The Association of Biomolecular Resource Facilities (ABRF) will hold its Annual Meeting May 7–10, 2023 in Boston, Massachusetts. ABRF is a membership organization that brings together Core facilities across the US and supports more than 2,400 members at over 400 institutions including organizations in government, academia, research, industry and commercial settings. Over 50% of members define their area of professional responsibility as either Genomics or Core Administration. 

One of the organization’s most prominent undertakings are its Research Groups, each focused on a specific technology, which work to create core facilities’ research standards and best practices. Current Research Groups address: DNA Sequencing, Genome Editing, Genomics, Metagenomics and Microbiome, Metabolomics, Proteomics, Proteome Informatics, Proteomics Standards, Flow Cytometry, Light Microscopy, and Genomics Bioinformatics. Other ABRF activities include education, career development, online communities and regional chapters as well as publication of the peer-reviewed The Journal of Biomolecular Techniques.

IBO spoke with Ken Schoppmann, ABRF Executive Director, about the upcoming meeting and the latest developments at the organization.

ABRF Conference

IBO: Are there any new meeting features that are being introduced at this year’s conference? 
Mr. Schoppmann: The 2023 Annual Meeting will be livestreamed to engage more ABRF members and other Core professionals who aren’t able to attend in person. In addition, each of the 100+ posters will be accessible online for visitors to view and post questions to authors throughout the meeting.

IBO: What are some of the most pressing issues that Core labs are facing that will be addressed at the annual meeting this year? 
Mr. Schoppmann: We see a convergence among technologies utilized in Core facilities, to move from a series of sequential steps to simultaneously analysis within research experiments. Helping members learn about and implement these emerging technologies will be part of several sessions at the 2023 Annual Meeting.

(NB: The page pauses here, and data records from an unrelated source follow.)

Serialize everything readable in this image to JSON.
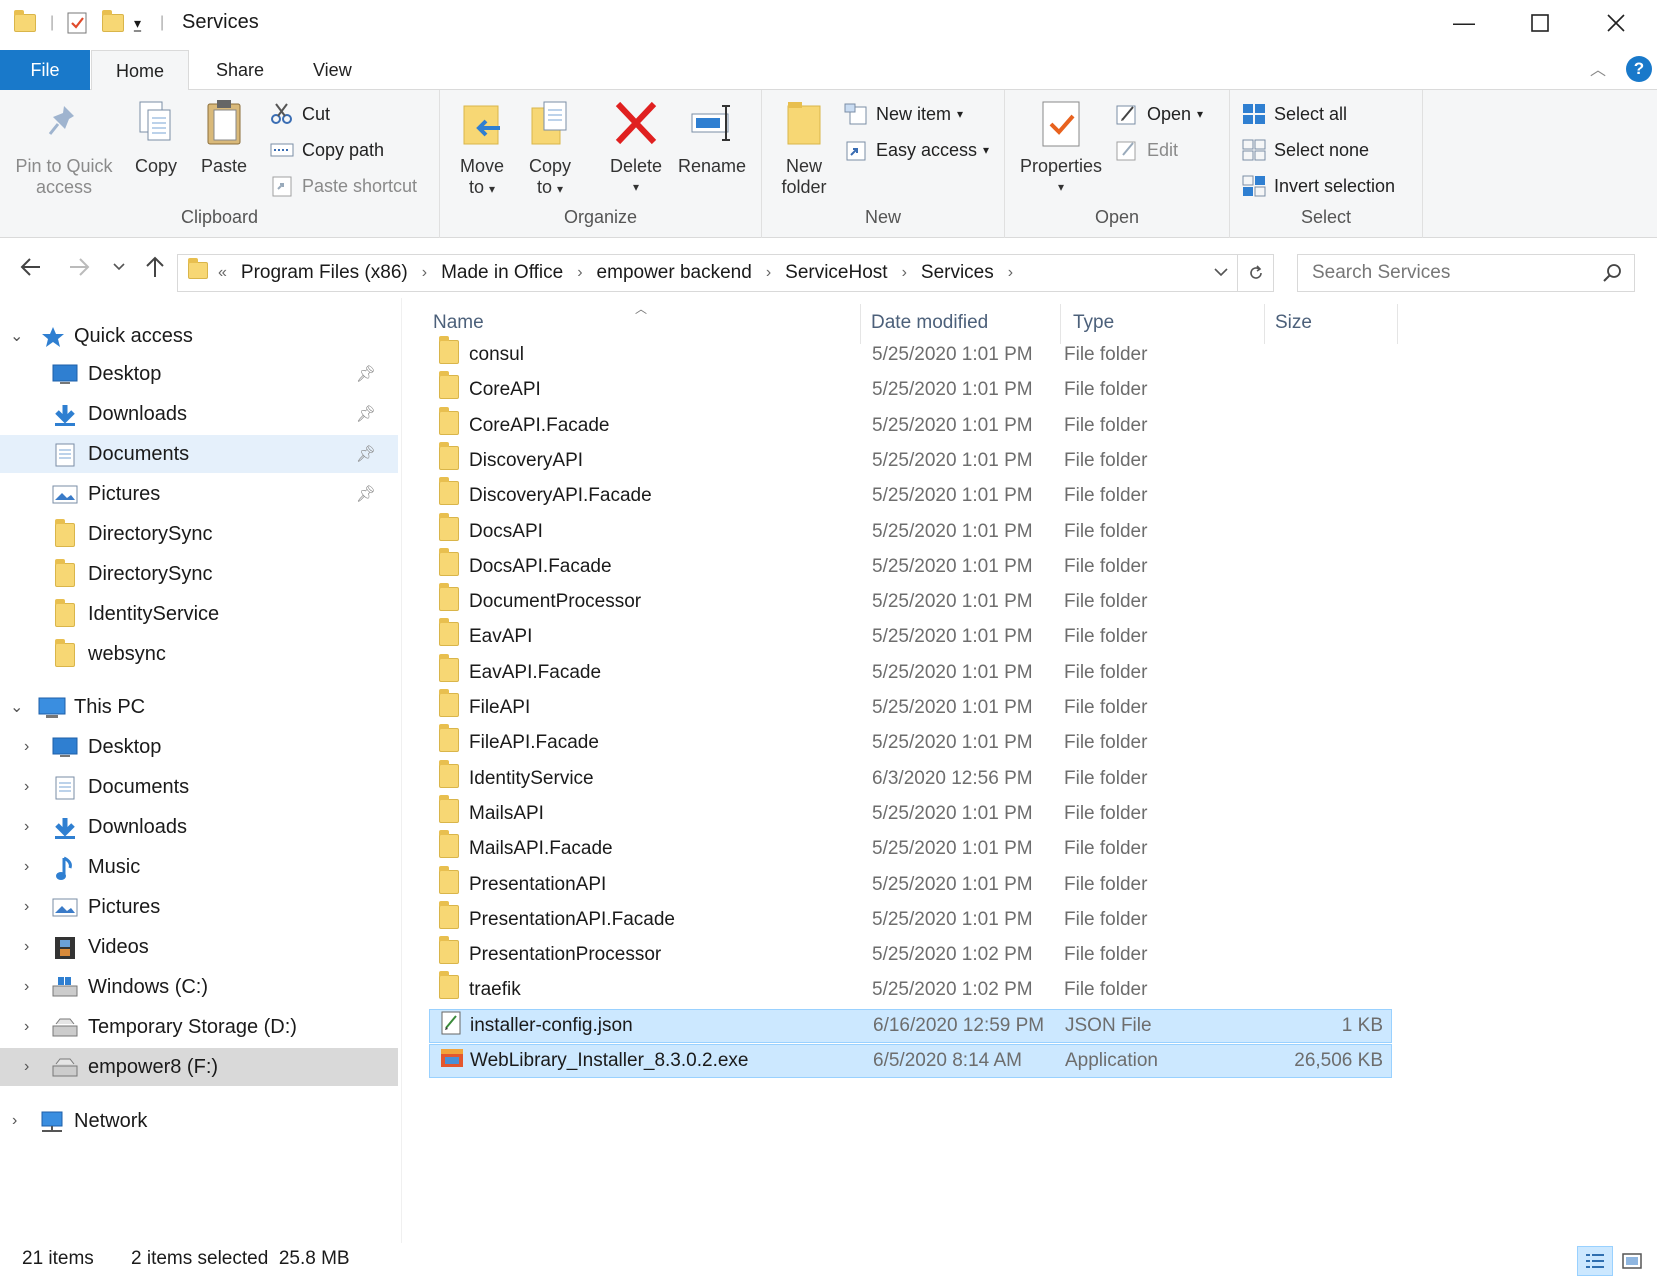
{
  "window": {
    "title": "Services"
  },
  "tabs": [
    {
      "label": "File"
    },
    {
      "label": "Home"
    },
    {
      "label": "Share"
    },
    {
      "label": "View"
    }
  ],
  "ribbon": {
    "clipboard": {
      "label": "Clipboard",
      "pin_line1": "Pin to Quick",
      "pin_line2": "access",
      "copy": "Copy",
      "paste": "Paste",
      "cut": "Cut",
      "copy_path": "Copy path",
      "paste_shortcut": "Paste shortcut"
    },
    "organize": {
      "label": "Organize",
      "move_line1": "Move",
      "move_line2": "to",
      "copyto_line1": "Copy",
      "copyto_line2": "to",
      "delete": "Delete",
      "rename": "Rename"
    },
    "new": {
      "label": "New",
      "folder_line1": "New",
      "folder_line2": "folder",
      "new_item": "New item",
      "easy_access": "Easy access"
    },
    "open": {
      "label": "Open",
      "properties": "Properties",
      "open": "Open",
      "edit": "Edit"
    },
    "select": {
      "label": "Select",
      "select_all": "Select all",
      "select_none": "Select none",
      "invert": "Invert selection"
    }
  },
  "address": {
    "overflow": "«",
    "crumbs": [
      "Program Files (x86)",
      "Made in Office",
      "empower backend",
      "ServiceHost",
      "Services"
    ]
  },
  "search": {
    "placeholder": "Search Services"
  },
  "sidebar": {
    "quick_access": "Quick access",
    "quick_items": [
      {
        "label": "Desktop"
      },
      {
        "label": "Downloads"
      },
      {
        "label": "Documents"
      },
      {
        "label": "Pictures"
      },
      {
        "label": "DirectorySync"
      },
      {
        "label": "DirectorySync"
      },
      {
        "label": "IdentityService"
      },
      {
        "label": "websync"
      }
    ],
    "this_pc": "This PC",
    "pc_items": [
      {
        "label": "Desktop"
      },
      {
        "label": "Documents"
      },
      {
        "label": "Downloads"
      },
      {
        "label": "Music"
      },
      {
        "label": "Pictures"
      },
      {
        "label": "Videos"
      },
      {
        "label": "Windows (C:)"
      },
      {
        "label": "Temporary Storage (D:)"
      },
      {
        "label": "empower8 (F:)"
      }
    ],
    "network": "Network"
  },
  "columns": {
    "name": "Name",
    "date": "Date modified",
    "type": "Type",
    "size": "Size"
  },
  "files": [
    {
      "name": "consul",
      "date": "5/25/2020 1:01 PM",
      "type": "File folder",
      "size": ""
    },
    {
      "name": "CoreAPI",
      "date": "5/25/2020 1:01 PM",
      "type": "File folder",
      "size": ""
    },
    {
      "name": "CoreAPI.Facade",
      "date": "5/25/2020 1:01 PM",
      "type": "File folder",
      "size": ""
    },
    {
      "name": "DiscoveryAPI",
      "date": "5/25/2020 1:01 PM",
      "type": "File folder",
      "size": ""
    },
    {
      "name": "DiscoveryAPI.Facade",
      "date": "5/25/2020 1:01 PM",
      "type": "File folder",
      "size": ""
    },
    {
      "name": "DocsAPI",
      "date": "5/25/2020 1:01 PM",
      "type": "File folder",
      "size": ""
    },
    {
      "name": "DocsAPI.Facade",
      "date": "5/25/2020 1:01 PM",
      "type": "File folder",
      "size": ""
    },
    {
      "name": "DocumentProcessor",
      "date": "5/25/2020 1:01 PM",
      "type": "File folder",
      "size": ""
    },
    {
      "name": "EavAPI",
      "date": "5/25/2020 1:01 PM",
      "type": "File folder",
      "size": ""
    },
    {
      "name": "EavAPI.Facade",
      "date": "5/25/2020 1:01 PM",
      "type": "File folder",
      "size": ""
    },
    {
      "name": "FileAPI",
      "date": "5/25/2020 1:01 PM",
      "type": "File folder",
      "size": ""
    },
    {
      "name": "FileAPI.Facade",
      "date": "5/25/2020 1:01 PM",
      "type": "File folder",
      "size": ""
    },
    {
      "name": "IdentityService",
      "date": "6/3/2020 12:56 PM",
      "type": "File folder",
      "size": ""
    },
    {
      "name": "MailsAPI",
      "date": "5/25/2020 1:01 PM",
      "type": "File folder",
      "size": ""
    },
    {
      "name": "MailsAPI.Facade",
      "date": "5/25/2020 1:01 PM",
      "type": "File folder",
      "size": ""
    },
    {
      "name": "PresentationAPI",
      "date": "5/25/2020 1:01 PM",
      "type": "File folder",
      "size": ""
    },
    {
      "name": "PresentationAPI.Facade",
      "date": "5/25/2020 1:01 PM",
      "type": "File folder",
      "size": ""
    },
    {
      "name": "PresentationProcessor",
      "date": "5/25/2020 1:02 PM",
      "type": "File folder",
      "size": ""
    },
    {
      "name": "traefik",
      "date": "5/25/2020 1:02 PM",
      "type": "File folder",
      "size": ""
    },
    {
      "name": "installer-config.json",
      "date": "6/16/2020 12:59 PM",
      "type": "JSON File",
      "size": "1 KB"
    },
    {
      "name": "WebLibrary_Installer_8.3.0.2.exe",
      "date": "6/5/2020 8:14 AM",
      "type": "Application",
      "size": "26,506 KB"
    }
  ],
  "status": {
    "count": "21 items",
    "selection": "2 items selected  25.8 MB"
  },
  "colors": {
    "accent": "#1979ca",
    "selection": "#cce8ff",
    "folder": "#f7d774"
  }
}
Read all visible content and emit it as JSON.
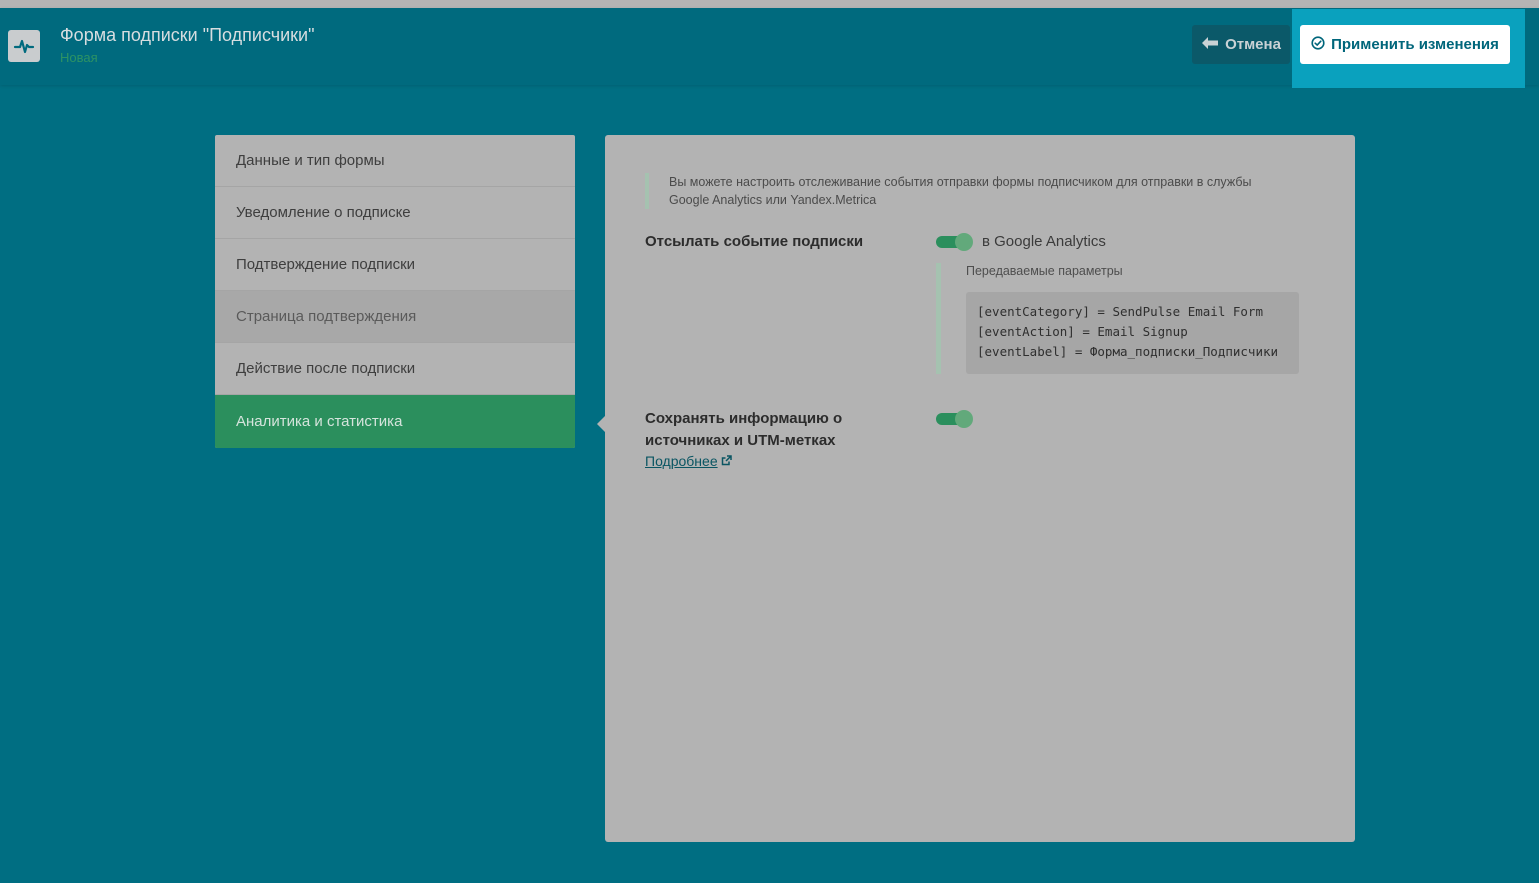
{
  "header": {
    "title": "Форма подписки \"Подписчики\"",
    "status": "Новая",
    "cancel_label": "Отмена",
    "apply_label": "Применить изменения",
    "logo_icon": "pulse-icon",
    "cancel_icon": "arrow-left-icon",
    "apply_icon": "check-circle-icon"
  },
  "sidebar": {
    "items": [
      {
        "label": "Данные и тип формы"
      },
      {
        "label": "Уведомление о подписке"
      },
      {
        "label": "Подтверждение подписки"
      },
      {
        "label": "Страница подтверждения"
      },
      {
        "label": "Действие после подписки"
      },
      {
        "label": "Аналитика и статистика"
      }
    ]
  },
  "panel": {
    "note": "Вы можете настроить отслеживание события отправки формы подписчиком для отправки в службы Google Analytics или Yandex.Metrica",
    "send_event": {
      "label": "Отсылать событие подписки",
      "toggle_text": "в Google Analytics",
      "enabled": true,
      "params_label": "Передаваемые параметры",
      "params": [
        "[eventCategory] = SendPulse Email Form",
        "[eventAction] = Email Signup",
        "[eventLabel] = Форма_подписки_Подписчики"
      ]
    },
    "utm": {
      "label_line1": "Сохранять информацию о",
      "label_line2": "источниках и UTM-метках",
      "enabled": true,
      "link_label": "Подробнее",
      "link_icon": "external-link-icon"
    }
  },
  "colors": {
    "background": "#006e82",
    "accent_green": "#2b8f5d",
    "apply_highlight": "#0aa1be",
    "panel": "#b3b3b3"
  }
}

IBO: Is there a session that you are particularly excited about? 
Mr. Schoppmann: Actually, there are two, very different sessions that I will do my best to join. The first is the Impact of Cores on the Institutional Research Enterprise, led by Michael Zwick at Rutgers, who will discuss how to elevate the recognition of Cores within an institution. The other is A Duty to All Life: Creating, Preserving, and Resurrecting Species, presented by Chris Mason from Weill Cornell, a perennially popular ABRF speaker and part of the first extraterrestrial Core facility on the International Space Station. Both sessions illustrate the extraordinary impact of shared research facilities at academic institutions around the world and beyond.

ABRF Background 

IBO: What are some of the ways ABRF supports its members? 
Mr. Schoppmann: ABRF is a community that openly shares best practices and approaches with one another. Every day, ABRF members ask questions and receive suggestions from their peers to address common issues and needs for Core facilities. ABRF, through events and ongoing collaboration tools like the Core Community, facilitates these connections.

IBO: How does ABRF work with its Corporate Partners? 
Mr. Schoppmann: Corporate Partners enable the work of ABRF members through the development and implementation of new technologies. ABRF offers a range of opportunities for Corporate Partners to engage with members, focusing on building relationships with members and sharing their scientific expertise. This includes sponsoring presentations within all of the ABRF scientific sessions, along with programs hosted by Corporate Partners to share more information and case studies on their collaborations with academic institutions. 

The ABRF Meeting Exhibit Hall is a hub of activity over three days to connect attendees with new and established commercial groups who are continuously innovating tools and solutions for Core facilities.

IBO: What are some of the ways that ABRF Research Groups’ studies directly benefit labs in general? 

Mr. Schoppmann: Several new ABRF Research Groups projects were launched recently that ask questions to try to solve common challenges among Core facilities. The current ABRF Research agenda includes studies in Flow Cytometry, DNA Sequencing, and Genomic Bioinformatics. 

The results of these studies are published in ABRF’s Journal of Biomolecular Techniques (JBT) and presented at ABRF and other meetings to disseminate the new information to the widest potential audience.